Other analysts, such as Philakoneemphasized that these liquidations typically take place at the end of a bull year as the market enters a cooling period. He also predicts that bullish sentiment will return after February 17 and last until the first week of January. Meanwhile, some analysts predict an altcoin season. Increased liquidation for Bitcoin will impact its dominance in the coming months and create more opportunities for major altcoins such as Ethereum and Solana.
“If you think altcoin season is over, you need to know this: Total altcoin market capitalization (excluding BTC & ETH) is around $1.05 trillion. It is touching the previous high of the altcoin market cap from November 2021. The last time something similar happened was in February 2021, when this altcoin market cap tested the previous high from January 2018,” write Lark Davis.
While the Fed’s forecast had a notable impact on today’s markets, it’s important to understand that Bitcoin is still up nearly 130% this year. Most importantly, several developments in the cryptocurrency industry outweigh these macroeconomic factors.
Michael Saylor’s MicroStrategy, which owns nearly 2% of Bitcoin’s supply, has been making purchases since October. The company even bought $3 billion worth of BTC in October 2, when the asset was hovering above $100K.
Furthermore, other public companies such as MARA and Riot Platforms have also implemented similar Bitcoin buying strategies this month. There are also likely to be notable regulatory changes in the future. Global lawmakers in various countries are advocating for maintaining Bitcoin reserves. So, while macroeconomic factors have sparked temporary bearish signals, the long-term outlook for 2025 remains positive.
Supply Deflation Signals Possible Bitcoin Supply Shock
Another reason why we think Bitcoin will continue to maintain its uptrend is its supply and demand ratio.
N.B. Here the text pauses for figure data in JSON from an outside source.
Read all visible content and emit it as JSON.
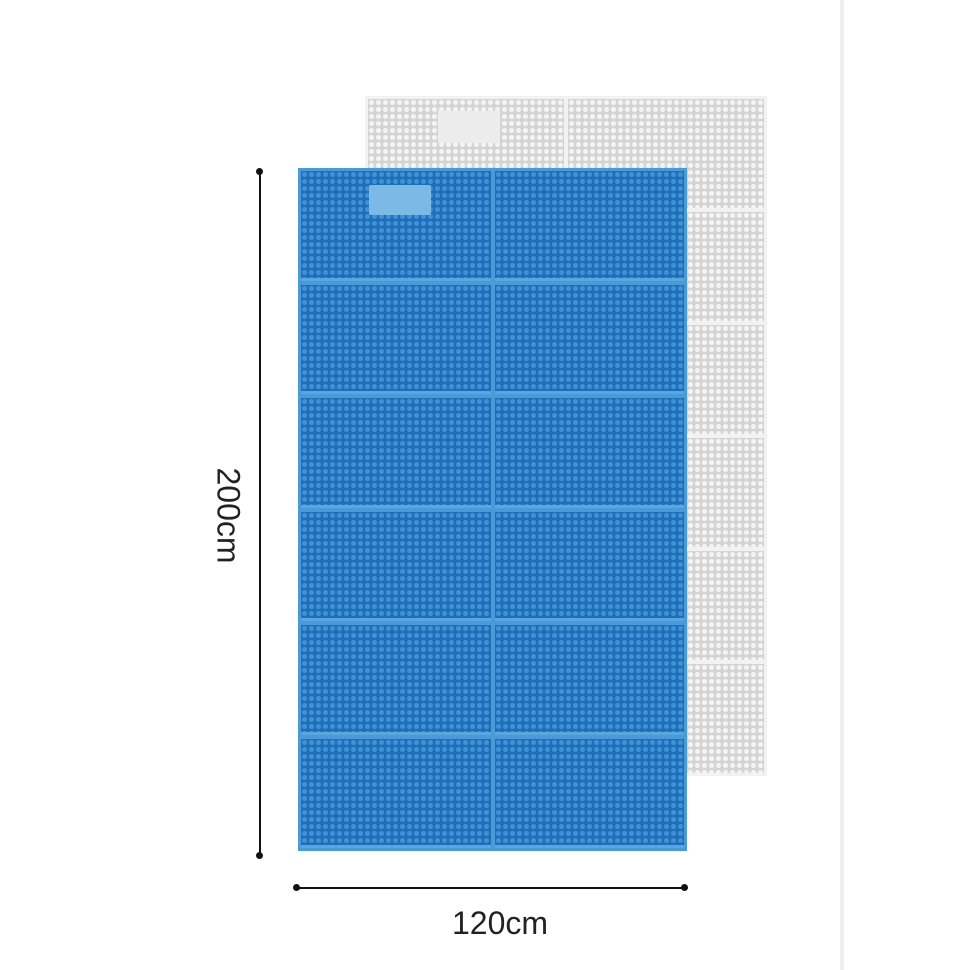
{
  "product": {
    "mat_color": "#1f6fb8",
    "back_mat_color": "#d4d4d4",
    "panel_rows": 6,
    "panel_columns": 2
  },
  "dimensions": {
    "height_label": "200cm",
    "width_label": "120cm"
  }
}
According to data from CryptoQuantthe Bitcoin market is showing signs of a possible supply shock as increased demand meets decreased BTC supply. Demand for Bitcoin is increasing, with addresses accumulating an additional 495K Bitcoin monthly.
Meanwhile, the stablecoin market capitalization has reached $200 billion, marking new liquidity. Optimism surrounding pro-cryptocurrency policies and potential US initiatives continues to increase demand.
In contrast, sell-side liquidity dropped to 3.397 million Bitcoin, the lowest since 2020, including exchanges, miners and OTC trading desks. The inventory ratio, which measures how long supply can currently meet demand, fell to 6.6 months from 41 months in October, underscoring tightening market conditions.
So this supply shock, along with macroeconomic factors, could be the main factor behind today’s liquidations.